Increasingly higher numbers for Margot group, Italian holding specialized in the creation of metal accessories for the apparel, leather goods and footwear segment. Revenue in 2022 reached the 50-million-mark and, for 2023, the goal is to close at 80 million euro. The results were discussed by Marco Vecellio, CEO of Margot, during an event in Castelbrando (near Treviso, in the hills), according to Il Sole 24 Ore, that was dedicated to 240 of the group’s collaborators.
We are an energy mass
Relevant numbers and growth forecasts made possible by the human factor as well. “Those that buy a handbag should feel your dedication and enthusiasm – states Vecellio -. In the past, within fashion, the culture was tied to competition, union fights, ferocious negotiations. Today a company such as ours is no longer a group of individuals, but one unit, and that’s how it’s perceived by the market. An energy mass, ordered and immovable.

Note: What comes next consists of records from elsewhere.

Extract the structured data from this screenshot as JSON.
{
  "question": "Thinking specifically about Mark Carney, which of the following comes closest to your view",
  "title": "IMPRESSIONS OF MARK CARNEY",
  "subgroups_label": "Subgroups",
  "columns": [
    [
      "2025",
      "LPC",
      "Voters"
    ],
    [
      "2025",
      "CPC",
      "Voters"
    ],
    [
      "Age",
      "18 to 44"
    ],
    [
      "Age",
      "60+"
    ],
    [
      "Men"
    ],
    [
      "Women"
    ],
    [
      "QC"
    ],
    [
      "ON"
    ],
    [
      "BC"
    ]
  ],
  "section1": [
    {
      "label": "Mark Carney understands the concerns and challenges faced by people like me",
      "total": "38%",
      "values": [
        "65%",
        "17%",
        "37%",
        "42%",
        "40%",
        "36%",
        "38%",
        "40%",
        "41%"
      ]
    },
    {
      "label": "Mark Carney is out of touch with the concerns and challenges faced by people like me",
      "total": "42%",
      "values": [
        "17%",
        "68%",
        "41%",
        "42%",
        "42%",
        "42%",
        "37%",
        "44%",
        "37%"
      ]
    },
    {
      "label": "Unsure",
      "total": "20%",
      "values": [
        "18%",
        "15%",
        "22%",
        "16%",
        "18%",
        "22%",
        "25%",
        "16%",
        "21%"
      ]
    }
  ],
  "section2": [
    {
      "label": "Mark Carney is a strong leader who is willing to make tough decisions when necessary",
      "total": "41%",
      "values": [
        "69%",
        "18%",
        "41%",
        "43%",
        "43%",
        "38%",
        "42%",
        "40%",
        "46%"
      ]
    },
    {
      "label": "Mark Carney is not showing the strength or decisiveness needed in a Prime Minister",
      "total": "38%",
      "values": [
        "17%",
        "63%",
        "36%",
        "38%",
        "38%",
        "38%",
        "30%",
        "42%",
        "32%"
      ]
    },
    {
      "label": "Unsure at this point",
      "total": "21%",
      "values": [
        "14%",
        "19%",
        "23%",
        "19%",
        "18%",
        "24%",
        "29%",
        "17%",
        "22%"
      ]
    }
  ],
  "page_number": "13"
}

The key to success is not in the role that each of us covers, but in how we are perceived as a whole”.
30 million pieces
Margot group has been controlled by the MCP (Mindful Capital Partners) since 2019. Eurmoda, ABC Morini, Simel 2.0 and Venetie are all part of it. In total: 8 operating sites located in Veneto, Emilia-Romagna, Tuscany, where 30 million units are produced every year.
Italian excellency
“We have invested in a segment made of Italian excellences that have no equal in the world – stated Andrea Tuccio, managing partner of MCP -. A chain that is currently consolidating and that is increasingly able to have successful dialogues with large luxury brands”.
Margot aims at 80 million
The increased revenue forecasted for 2023 will also have to include new acquisitions. The search was focused on companies active in the manufacturing of innovative materials for the chain, but also on commercial partnerships with a wide range. “We only evaluate the acquisitions that bring enthusiasm and energy – pointed out Vecellio -, not the ones that absorb them”.